WINNIPEG -- Days before he helped beat his girlfriend's daughter to death, Karl McKay said in front of the girl that she was too ugly to be related to him, an inquiry was told Thursday.

In early June 2005, McKay ran into one of his cousins, Florence Bear, outside a store near the Fisher River reserve. McKay was standing outside his car, Bear testified Thursday, and inside the vehicle was McKay's girlfriend, Samantha Kematch, and her daughter from a previous relationship, Phoenix Sinclair.

"I asked if that was his baby, and he commented 'no, she's too ugly to be mine and there is no resemblance,"' Bear said.

The inquiry is examining how Manitoba child welfare failed to protect Phoenix.

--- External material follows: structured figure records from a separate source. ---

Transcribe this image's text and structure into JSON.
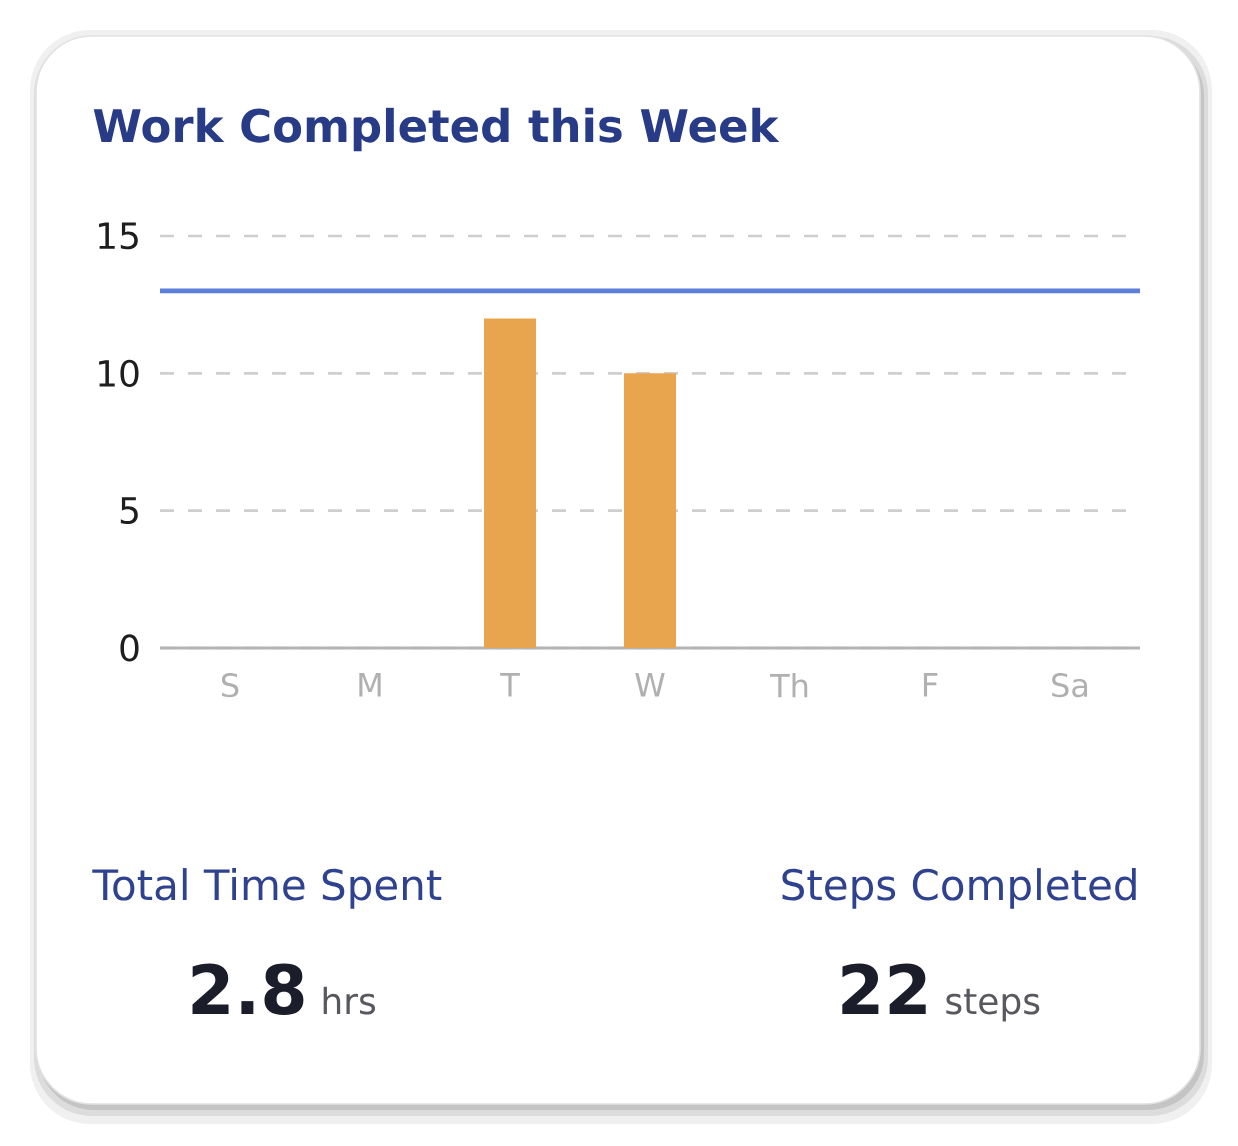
{
  "chart_data": {
    "type": "bar",
    "title": "Work Completed this Week",
    "categories": [
      "S",
      "M",
      "T",
      "W",
      "Th",
      "F",
      "Sa"
    ],
    "values": [
      0,
      0,
      12,
      10,
      0,
      0,
      0
    ],
    "color": "#e8a54d",
    "ylim": [
      0,
      15
    ],
    "yticks": [
      0,
      5,
      10,
      15
    ],
    "grid": "y",
    "ref_lines": [
      {
        "axis": "y",
        "value": 13,
        "color": "#5b7fdb"
      }
    ],
    "annotations": [
      "Total Time Spent",
      "2.8",
      "hrs",
      "Steps Completed",
      "22",
      "steps"
    ]
  }
}
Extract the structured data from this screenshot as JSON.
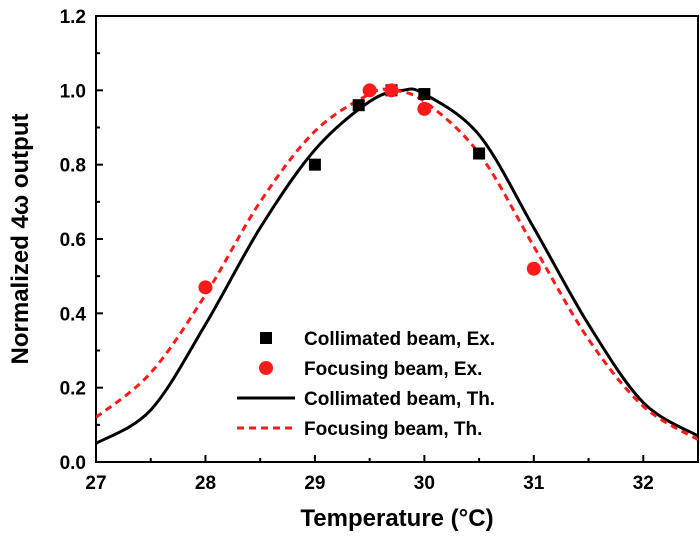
{
  "chart_data": {
    "type": "scatter",
    "title": "",
    "xlabel": "Temperature (°C)",
    "ylabel": "Normalized 4ω output",
    "xlim": [
      27,
      32.5
    ],
    "ylim": [
      0.0,
      1.2
    ],
    "x_ticks": [
      "27",
      "28",
      "29",
      "30",
      "31",
      "32"
    ],
    "y_ticks": [
      "0.0",
      "0.2",
      "0.4",
      "0.6",
      "0.8",
      "1.0",
      "1.2"
    ],
    "grid": false,
    "legend_position": "bottom-center",
    "series": [
      {
        "name": "Collimated beam, Ex.",
        "kind": "points",
        "marker": "square",
        "color": "#000000",
        "points": [
          {
            "x": 29.0,
            "y": 0.8
          },
          {
            "x": 29.4,
            "y": 0.96
          },
          {
            "x": 29.7,
            "y": 1.0
          },
          {
            "x": 30.0,
            "y": 0.99
          },
          {
            "x": 30.5,
            "y": 0.83
          }
        ]
      },
      {
        "name": "Focusing beam, Ex.",
        "kind": "points",
        "marker": "circle",
        "color": "#ff1a1a",
        "points": [
          {
            "x": 28.0,
            "y": 0.47
          },
          {
            "x": 29.5,
            "y": 1.0
          },
          {
            "x": 29.7,
            "y": 1.0
          },
          {
            "x": 30.0,
            "y": 0.95
          },
          {
            "x": 31.0,
            "y": 0.52
          }
        ]
      },
      {
        "name": "Collimated beam, Th.",
        "kind": "line",
        "style": "solid",
        "color": "#000000",
        "points": [
          {
            "x": 27.0,
            "y": 0.05
          },
          {
            "x": 27.5,
            "y": 0.14
          },
          {
            "x": 28.0,
            "y": 0.37
          },
          {
            "x": 28.5,
            "y": 0.63
          },
          {
            "x": 29.0,
            "y": 0.84
          },
          {
            "x": 29.5,
            "y": 0.97
          },
          {
            "x": 29.8,
            "y": 1.0
          },
          {
            "x": 30.0,
            "y": 0.99
          },
          {
            "x": 30.5,
            "y": 0.88
          },
          {
            "x": 31.0,
            "y": 0.63
          },
          {
            "x": 31.5,
            "y": 0.37
          },
          {
            "x": 32.0,
            "y": 0.16
          },
          {
            "x": 32.5,
            "y": 0.07
          }
        ]
      },
      {
        "name": "Focusing beam, Th.",
        "kind": "line",
        "style": "dashed",
        "color": "#ff1a1a",
        "points": [
          {
            "x": 27.0,
            "y": 0.12
          },
          {
            "x": 27.5,
            "y": 0.24
          },
          {
            "x": 28.0,
            "y": 0.45
          },
          {
            "x": 28.5,
            "y": 0.7
          },
          {
            "x": 29.0,
            "y": 0.89
          },
          {
            "x": 29.5,
            "y": 0.99
          },
          {
            "x": 29.7,
            "y": 1.0
          },
          {
            "x": 30.0,
            "y": 0.97
          },
          {
            "x": 30.5,
            "y": 0.83
          },
          {
            "x": 31.0,
            "y": 0.58
          },
          {
            "x": 31.5,
            "y": 0.33
          },
          {
            "x": 32.0,
            "y": 0.15
          },
          {
            "x": 32.5,
            "y": 0.06
          }
        ]
      }
    ]
  }
}
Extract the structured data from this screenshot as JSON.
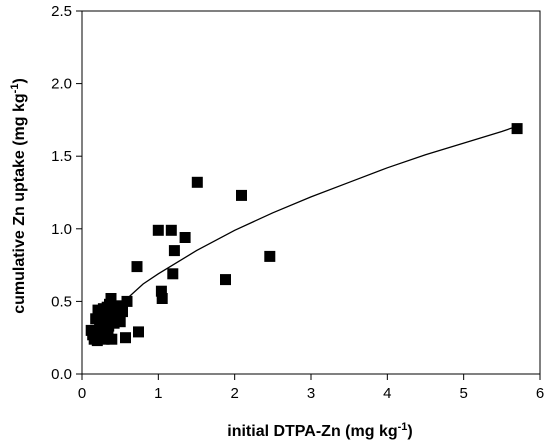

She had spent much of her life in foster care or in the care of family friends before social workers closed her file a final time in March 2005, shortly before her fifth birthday.

She suffered horrific abuse at the hands of Kematch and McKay, including being shot with a BB gun and being forced to eat her own vomit. She died after a brutal beating on the concrete basement floor of the family's home.

Bear told the inquiry Phoenix looked lonely and "sad" when she saw her in McKay's vehicle. She also seemed to be largely ignored by the adults.

"Phoenix was going to get up, and Mom just used her left arm to kind of push her to sit down."

The event was one of the few times in 2005 that anyone outside of the Phoenix's immediate family saw her. Much of the testimony at the inquiry has indicated that Phoenix had become practically invisible to neighbours, relatives and child welfare.

In March 2005, two social workers went to the family's apartment in Winnipeg to check on an anonymous tip that Phoenix was being abused. They talked to Kematch, who said she had simply yelled at the girl, and left without seeing Phoenix and closed her file.

The following month, the family moved to the Fisher River reserve and rented a bungalow from Angela Murdoch. Murdoch told the inquiry Thursday she rented the home to McKay and never asked whether there were kids in the house. She didn't even know of Phoenix's existence until the girl's body was discovered.

When Murdoch visited the home one time to collect rent, Kematch kept her outside.

"She wouldn't open up the door. Just a crack, she opened it up."

McKay visited the band office in April to apply for welfare, listing Phoenix and two other children as dependents, documents tabled at the inquiry show. Applicants normally have to bring their dependents with them when they apply, but it's not clear whether McKay did.

The worker who dealt directly with McKay has since died, and the woman who ran the band welfare program, Shirley Cochrane, testified Thursday that she could not remember whether McKay arrived with others.

The band issued welfare cheques to McKay between May and November of 2005 with Phoenix still listed as a dependent. Phoenix had in fact been dead for months by the time the last cheque was issued. Her death would go unnoticed until the following spring.

Phoenix had also dropped off the radar of relatives. In October 2005, Bear went to pick up McKay and the family for Thanksgiving dinner. McKay, Kematch and their infant girl got in Bear's vehicle, Bear told the inquiry. There was no sign of Phoenix and Bear did not ask about her.

Later in October, McKay, Kematch and their baby moved in with Bear and her husband. Phoenix was nowhere to be seen and Bear said her name never came up in conversation.

By that time, Phoenix's battered body was lying in a makeshift grave near the Fisher River dump. McKay was sullen and depressed, Bear said, while Kematch seemed happy and very attentive to her baby.

"She would play with her baby. When she wanted to go have a smoke, she would go and put the baby in the bedroom, and when she'd done her smoke, she'd go get the baby out and play with her," Bear said.

Another relative of McKay's -- a second cousin named Darlene Garson -- testified Thursday she asked McKay and Kematch about Phoenix at some point in 2005. She could not remember exactly when.

"I asked (McKay) 'where's your stepdaughter, Phoenix?, and he just said, 'I sent her off with her granny."'

"How did they act when you got that information?," asked Kathleen McCandless, one of the lawyers leading the inquiry.

"They just started laughing," Garson replied.

"Did you ask any more questions after that?," McCandless asked

"No."

Phoenix's death would remain undiscovered until the following spring, when a relative called police. When confronted by a social worker, Kematch tried to pass off a friend's daughter as Phoenix. The ruse did not work and Kematch and McKay were arrested.

The couple were convicted of first-degree murder in 2008 and are serving life sentences.